Dov’è il dolore, là il suolo è “sacro”. La sacralità del dolore non si esprime forse anche nel diritto ad una fine dignitosa?
Così scriveva Oscar Wilde nel suo De Profundis, anche se in questa specifica circostanza occorre riportare la religiosità del dolore ad una dimensione più intima e reale. La sofferenza, incomprensibile per chi non la vive, dovrebbe essere immune a qualsiasi giudizio, soprattutto quando è volontà dell’essere umano che la patisce porvi fine.
La sacralità del dolore non si esprime forse anche nel diritto ad una fine dignitosa?

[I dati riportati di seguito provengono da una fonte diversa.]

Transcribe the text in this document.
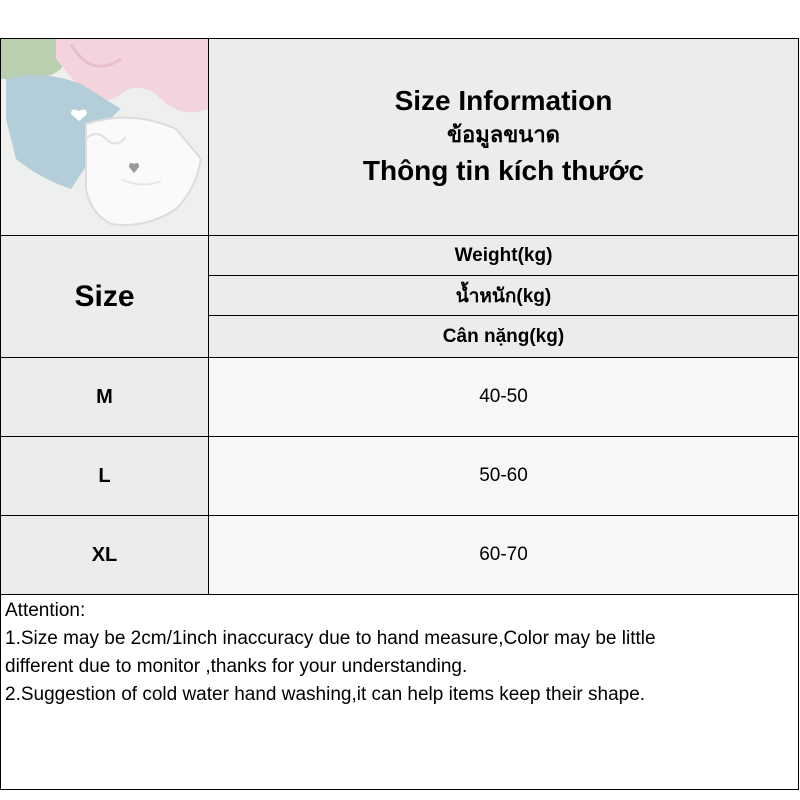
Size Information
ข้อมูลขนาด
Thông tin kích thước
Size
Weight(kg)
น้ำหนัก(kg)
Cân nặng(kg)
M	40-50
L	50-60
XL	60-70
Attention:
1.Size may be 2cm/1inch inaccuracy due to hand measure,Color may be little
different due to monitor ,thanks for your understanding.
2.Suggestion of cold water hand washing,it can help items keep their shape.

Eppure quando si parla di diritto alla vita il nostro paese si divide sempre in due, tra chi ritiene con convinzione di sapere quando essa inizi e quando – o come – debba finire, e chi ritiene che prima vengano la dignità e il principio di autodeterminazione dell’individuo e solo dopo l’opinione personale. Vi sono chiari motivi etici alla base della posizione dei pro-life ad ogni costo, ma resta poco comprensibile come la politica faccia tanta fatica a farsi promotrice di una modernità e di un sano bisogno di civiltà sempre più sentito tra la gente. La scarsa applicazione della legge 194 e il vuoto normativo in materia di testamento biologico ed eutanasia sono la massima espressione dell’inadeguatezza di questa politica.
Un pensiero va all’art. 2 della Convenzione di Oviedo, firmata nel 1997 e recepita nel nostro ordinamento nel 2001: “l’interesse e il bene dell’essere umano debbono prevalere sul solo interesse della società o della scienza”, e tale interesse si manifesta attraverso il consenso informato e libero a trattamenti sanitari sull’individuo, come riferito all’art. 5 della stessa Convenzione. Se la tutela della salute si scontra in sostanza con la manifesta volontà dell’essere umano è quest’ultima a vincere, in nome di una sacrosanta libertà di scegliere. O meglio, così dovrebbe essere. Infatti, viviamo in un folle paradosso: la salute fisica e psicologica di una donna sembra valere meno della coscienza di un ginecologo; la ricerca di una pace interiore e di benessere psicologico in un paziente malato terminale o in un individuo affetto da patologia invalidante e irreversibile sembrano valere meno di una posizione politica saldamente etica, che di oggettivo ha ben poco e che punta il dito contro il diritto all’autodeterminazione della persona umana.
Ed è così che, privati di una tutela e di un appoggio prima di tutto politico, i cittadini scelgono di agire in autonomia. Ed è per questo che casi come quello di Gianni Trez e di Fabiano Antoniani balzano alle cronache: persone che hanno scelto di affrontare la circostanza più drammatica della vita – la morte – come un’occasione per sensibilizzare e agire politicamente.
I tempi sono senz’altro maturi perché si arrivi ad una legge seria e non raffazzonata sul fine vita, che sia pure relativa al solo testamento biologico, solida manifestazione di volontà del cittadino, consapevole e padrone della propria vita. E l’art. 32 della nostra Costituzione sembra essere in perfetta sintonia con la natura del testamento biologico: “[…] nessuno può essere obbligato a un determinato trattamento sanitario se non per disposizione di legge. La legge non può in alcun caso violare i limiti imposti dal rispetto della persona umana.”
Il suolo è dunque sacro, perché inviolabile. Ed è arrivato il momento che questa inviolabilità sia finalmente riconosciuta.